Up to now, there were several models using clinical parameters to estimate the RS with TAILORx cutoffs (20, 25, 26, 29, 30). Our nomogram has a similar discriminative ability with models developed by Lee et al (20, 25). Kim et al used forest random method to develop a model and allows for online implementation of the model (25). We used four predictors identical to them but didn’t include the HER2 status into the establishment of the nomogram. Although the 21-gene RS testing is only applicable in HR+/HER2- patients, literature reported that using quantitative RT-PCR to discriminate HER2 status could further elucidate the benefit of chemotherapy. Hence, other measurements of HER2 status such as Fluorescence In Situ Hybridization may contribute to a better model in further research (31). Orucevic et al built a nomogram using a large cohort in National Cancer Data Base (NCDB) with a C-index of 0.81, while the AUC was only 0.695 when validated with our patients (26). The racial disparity may be one reasonable explanation. Meanwhile, Ki-67 was not regularly recorded in the NCDB thus was not incorporated into their model, whereas our study demonstrated the importance of this biomarker in predicting high-risk RS. Recently, Zhang et al developed a model by using the Ki-67 index, PR expression, tumor grade, and tumor size with a predictive accuracy of 86.5%, which also had prognostic value (30). However, it’s hard to perform a direct comparison between our two models because of the decision tree method they used.

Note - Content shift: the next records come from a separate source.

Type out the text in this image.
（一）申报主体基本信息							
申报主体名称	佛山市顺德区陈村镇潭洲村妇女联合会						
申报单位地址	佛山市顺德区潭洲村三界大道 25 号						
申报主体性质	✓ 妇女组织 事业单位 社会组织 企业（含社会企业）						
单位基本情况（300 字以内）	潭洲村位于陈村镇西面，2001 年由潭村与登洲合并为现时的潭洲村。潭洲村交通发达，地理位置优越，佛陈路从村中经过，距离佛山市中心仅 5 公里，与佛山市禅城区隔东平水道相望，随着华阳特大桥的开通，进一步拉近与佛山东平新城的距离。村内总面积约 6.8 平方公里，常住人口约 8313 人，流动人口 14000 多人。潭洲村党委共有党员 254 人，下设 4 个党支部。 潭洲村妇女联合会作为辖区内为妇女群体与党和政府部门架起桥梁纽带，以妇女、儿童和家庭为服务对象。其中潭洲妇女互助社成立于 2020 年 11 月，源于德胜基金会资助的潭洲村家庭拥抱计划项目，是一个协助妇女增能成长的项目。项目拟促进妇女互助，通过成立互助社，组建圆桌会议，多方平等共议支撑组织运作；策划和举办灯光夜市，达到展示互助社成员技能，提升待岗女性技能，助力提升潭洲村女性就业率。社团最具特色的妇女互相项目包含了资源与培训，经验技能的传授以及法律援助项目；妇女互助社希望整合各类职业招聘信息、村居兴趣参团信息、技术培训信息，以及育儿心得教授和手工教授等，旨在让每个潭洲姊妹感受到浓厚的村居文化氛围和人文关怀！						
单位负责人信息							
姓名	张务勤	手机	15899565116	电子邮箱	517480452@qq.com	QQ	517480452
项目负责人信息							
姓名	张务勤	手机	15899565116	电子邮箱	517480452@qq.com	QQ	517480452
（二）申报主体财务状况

Our strength was that we confined the scope of application to patients > 50 years, for whom the efficacy of chemotherapy is undoubted. There were also several limitations. First, as a retrospective study, selection bias may make the results less convincing, although all patients who met the criterion of 21-gene RS testing consecutively received this multigene assay in our center. Second, the nomogram was constructed using single-center data, and the nomogram could be improved with validation on the external population. Last but not least, though using multivariate logistic regression, we developed a strong model with good fitness, other methods such as decision tree model and random forest model may also work, which warrant further consideration.